Natural Synergies with Attention Mechanisms: The key insight of the method is that LLM attention weights inherently encode token correlations. Using them as the pruning metric is a natural and highly efficient choice, which is significantly cleaner than training an additional selector or scorer.

Limitations & Future Work¶

Reliability of Attention Weights: Attention weights in shallow layers of LLMs might not be mature enough, leading to "attention noise" issues. Moreover, attention patterns vary greatly across different layers, suggesting that simple average pooling may not be the optimal fusion strategy.
Handling Long Text Instructions: When text instructions are long (e.g., detailed system prompts), a massive number of textual tokens can dilute the weights of task-relevant portions in the importance score.
Lack of Explicit Spatial Modeling: Pure attention-weight-based methods might struggle to preserve spatially adjacent tokens, leading to discontinuous visual representations after pruning.
Combining with Vision-Side Compression: Exploring simultaneous token compression at both the vision encoder and LLM stages could yield even greater efficiency gains.
Dynamic Pruning Rates: Currently, a fixed retention ratio is used. Future research could adaptively adjust the pruning rate based on image complexity and task difficulty.

FastV (ECCV 2024): Also performs visual token pruning on the LLM side, but operates solely on visual self-attention scores.
LLaVA-PruMerge (NeurIPS 2024): Prunes and merges visual tokens right after the projection layer.
ToMe (ICLR 2023): Token Merging, merges tokens based on similarity within ViT.
EViT (ICLR 2022): Introduces token pruning mechanisms during ViT training.
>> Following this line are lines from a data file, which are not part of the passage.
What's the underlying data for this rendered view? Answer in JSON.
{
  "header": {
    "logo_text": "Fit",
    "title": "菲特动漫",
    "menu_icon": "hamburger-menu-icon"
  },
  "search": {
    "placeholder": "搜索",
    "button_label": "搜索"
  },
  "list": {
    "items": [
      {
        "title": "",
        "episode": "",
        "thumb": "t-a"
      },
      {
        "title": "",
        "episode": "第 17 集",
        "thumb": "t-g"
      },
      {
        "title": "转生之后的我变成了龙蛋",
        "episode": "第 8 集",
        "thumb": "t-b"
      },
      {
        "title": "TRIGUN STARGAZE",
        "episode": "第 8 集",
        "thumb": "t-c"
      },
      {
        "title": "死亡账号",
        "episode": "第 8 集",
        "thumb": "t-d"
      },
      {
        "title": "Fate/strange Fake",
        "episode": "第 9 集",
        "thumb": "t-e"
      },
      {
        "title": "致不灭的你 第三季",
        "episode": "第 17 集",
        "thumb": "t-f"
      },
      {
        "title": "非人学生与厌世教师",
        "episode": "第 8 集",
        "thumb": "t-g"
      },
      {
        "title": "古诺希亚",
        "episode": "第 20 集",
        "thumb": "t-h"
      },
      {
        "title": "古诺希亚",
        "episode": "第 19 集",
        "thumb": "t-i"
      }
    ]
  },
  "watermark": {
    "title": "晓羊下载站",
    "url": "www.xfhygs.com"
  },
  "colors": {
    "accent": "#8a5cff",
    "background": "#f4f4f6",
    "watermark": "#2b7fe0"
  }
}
The core insight from IVTP is that cross-modal information should be leveraged to guide compression decisions for individual modalities within multimodal models. This concept can be generalized to token compression for other modalities, such as audio or video.

Rating¶

Dimension	Rating (/10)	Description
Novelty	7.5	The idea of instruction-guided pruning is intuitive and effective, though it represents a natural extension in the token pruning field.
Technical Depth	7.0	The method is straightforward but lacks complex technical innovations.
Experimental Thoroughness	7.5	Multi-benchmark evaluations and ablation studies are relatively thorough.
Writing Quality	7.0	Standard ECCV level.
Value	8.0	Training-free + plug-and-play, offering high practicality.
Overall	7.5	Addresses a clear problem; the method is clean, effective, and highly practical.